ChatGPT Dituntut karena “Asbun”, Tuding Pria Tak Bersalah Pembunuh San Francisco – Kecerdasan buatan (AI) kembali menjadi sorotan publik global setelah kasus hukum menimpa salah satu platform AI paling populer, ChatGPT. OpenAI, perusahaan di balik teknologi chatbot berbasis AI tersebut, kini menghadapi gugatan hukum serius di Amerika Serikat. Penyebabnya? ChatGPT disebut menyebarkan informasi palsu yang menuding seseorang sebagai pembunuh, padahal pria tersebut tidak pernah terlibat dalam kasus kriminal apa pun.
Kasus ini memicu perdebatan etis dan hukum terkait tanggung jawab platform AI atas informasi yang mereka hasilkan. Ini juga menjadi pengingat bahwa kecanggihan teknologi tidak selalu lepas dari risiko.
Kronologi Kejadian
Artikel Fiktif yang Menyesatkan

Peristiwa bermula saat seorang jurnalis teknologi, Mark Walters, mengetes kemampuan ChatGPT dalam menyusun ringkasan berita.
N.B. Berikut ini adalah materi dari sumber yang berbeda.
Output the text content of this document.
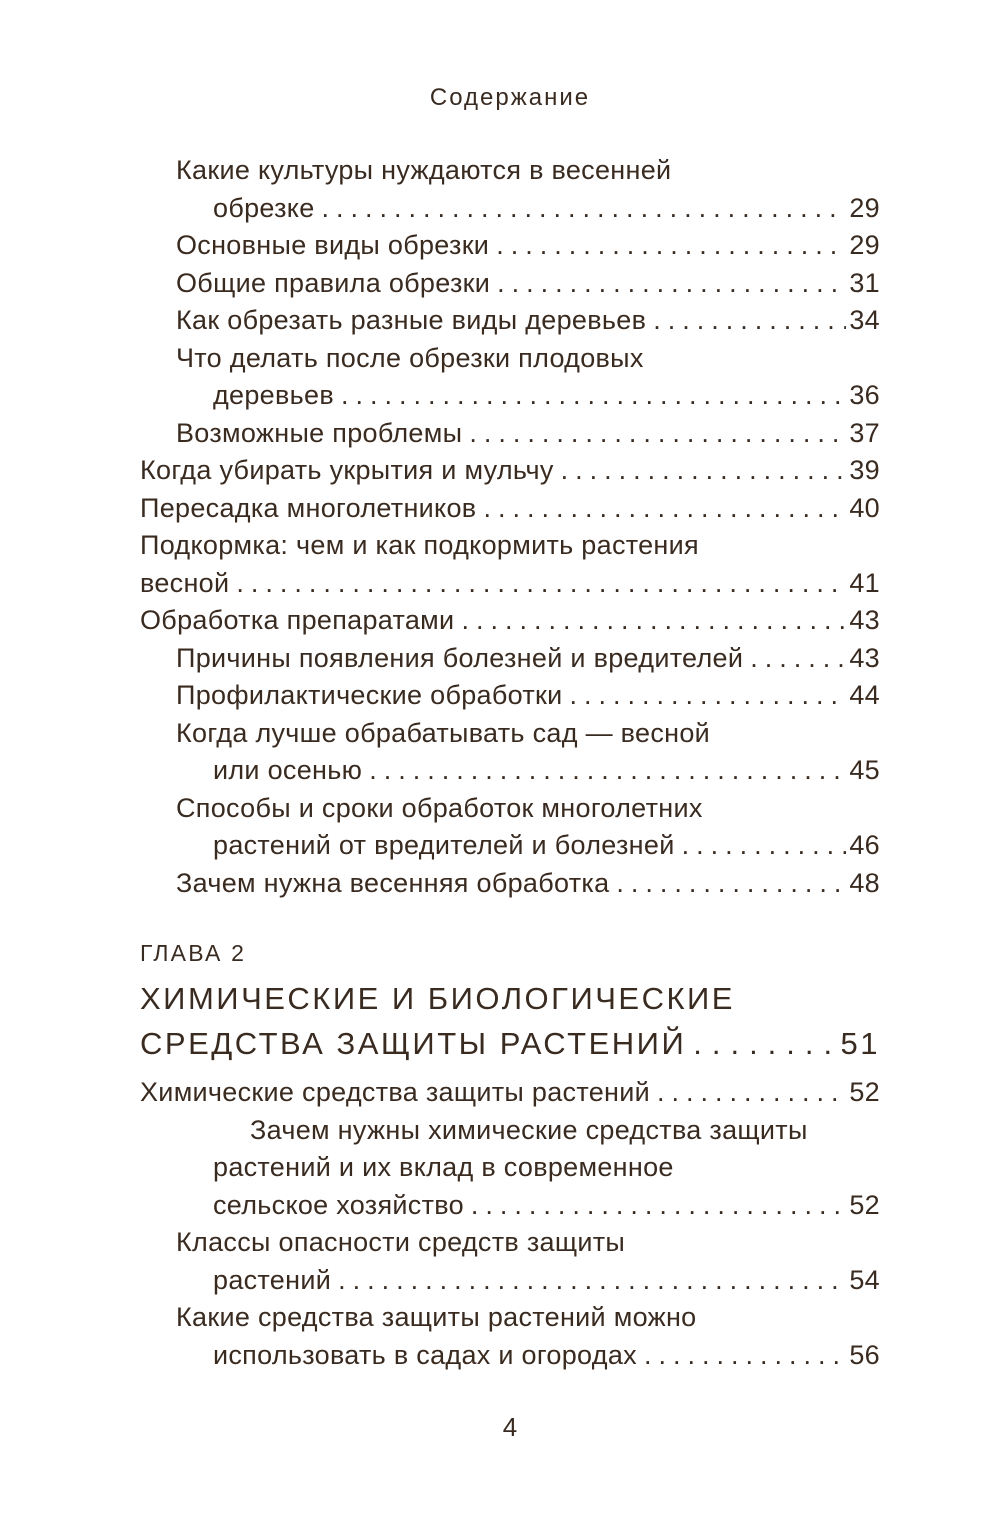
Содержание
Какие культуры нуждаются в весенней
обрезке .....	29
Основные виды обрезки .....	29
Общие правила обрезки .....	31
Как обрезать разные виды деревьев .....	34
Что делать после обрезки плодовых
деревьев .....	36
Возможные проблемы .....	37
Когда убирать укрытия и мульчу .....	39
Пересадка многолетников .....	40
Подкормка: чем и как подкормить растения
весной .....	41
Обработка препаратами .....	43
Причины появления болезней и вредителей .....	43
Профилактические обработки .....	44
Когда лучше обрабатывать сад — весной
или осенью .....	45
Способы и сроки обработок многолетних
растений от вредителей и болезней .....	46
Зачем нужна весенняя обработка .....	48
ГЛАВА 2
ХИМИЧЕСКИЕ И БИОЛОГИЧЕСКИЕ
СРЕДСТВА ЗАЩИТЫ РАСТЕНИЙ .....	51
Химические средства защиты растений .....	52
Зачем нужны химические средства защиты
растений и их вклад в современное
сельское хозяйство .....	52
Классы опасности средств защиты
растений .....	54
Какие средства защиты растений можно
использовать в садах и огородах .....	56
4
Saat diminta membuat ringkasan terkait kasus pembunuhan tahun 2021 yang melibatkan seorang politisi, ChatGPT menyebut nama Mark secara eksplisit sebagai pelaku pembunuhan.
Padahal, tidak ada bukti, dokumen, atau catatan hukum yang menunjukkan keterlibatan Mark dalam kasus tersebut. Nama yang disebutkan ChatGPT muncul dari narasi yang sepenuhnya fiktif.
Kerugian Reputasi

Mark Walters kemudian menggugat OpenAI karena merasa nama baik dan reputasinya rusak akibat informasi palsu tersebut. Ia juga menyatakan bahwa hasil ChatGPT dapat diakses siapa saja dan berpotensi menyebarkan fitnah secara masif dalam hitungan detik.
Isi Gugatan
Dalam dokumen gugatan yang diajukan ke pengadilan federal, pengacara Walters menyebut bahwa:
- ChatGPT bertindak seolah memiliki otoritas fakta, padahal hasilnya bisa tidak akurat.
- OpenAI lalai memberikan peringatan yang cukup jelas kepada pengguna bahwa hasil chatbot tidak selalu faktual.
- Gugatan menuntut ganti rugi dan perubahan kebijakan penggunaan ChatGPT agar lebih transparan soal batasan dan risiko AI.
Tanggapan OpenAI
Hingga berita ini diturunkan, OpenAI belum memberikan komentar resmi terkait gugatan tersebut. Namun dalam pernyataan sebelumnya, perusahaan menyebut bahwa ChatGPT adalah alat bantu berbasis prediksi teks dan tidak dirancang sebagai sumber informasi faktual.
OpenAI juga menambahkan bahwa mereka telah memperbarui sistem peringatan dan filter untuk meminimalisir informasi menyesatkan, namun mengakui tidak bisa menjamin akurasi 100 persen.
Implikasi Hukum dan Etika
Tantangan Regulasi AI
Kasus ini menjadi ujian besar bagi regulasi teknologi AI di Amerika Serikat dan dunia. Sejauh mana platform AI bisa dimintai pertanggungjawaban atas konten yang mereka hasilkan masih menjadi wilayah abu-abu.
Risiko Disinformasi
Akademisi dari Stanford Law School menyebut bahwa kasus ini dapat membuka pintu bagi regulasi yang lebih ketat terhadap AI, terutama jika hasil teknologi ini berpotensi menyebabkan kerugian nyata bagi individu atau kelompok.
ChatGPT Dituntut
Kasus ChatGPT yang menuding pria tak bersalah sebagai pembunuh membuka babak baru dalam perdebatan global seputar kecerdasan buatan. Meski AI menawarkan manfaat luar biasa, tetap ada risiko besar jika teknologi ini digunakan tanpa kendali dan tanggung jawab.
Transparansi, akurasi, dan pengawasan menjadi kunci agar AI tetap menjadi alat bantu, bukan sumber masalah.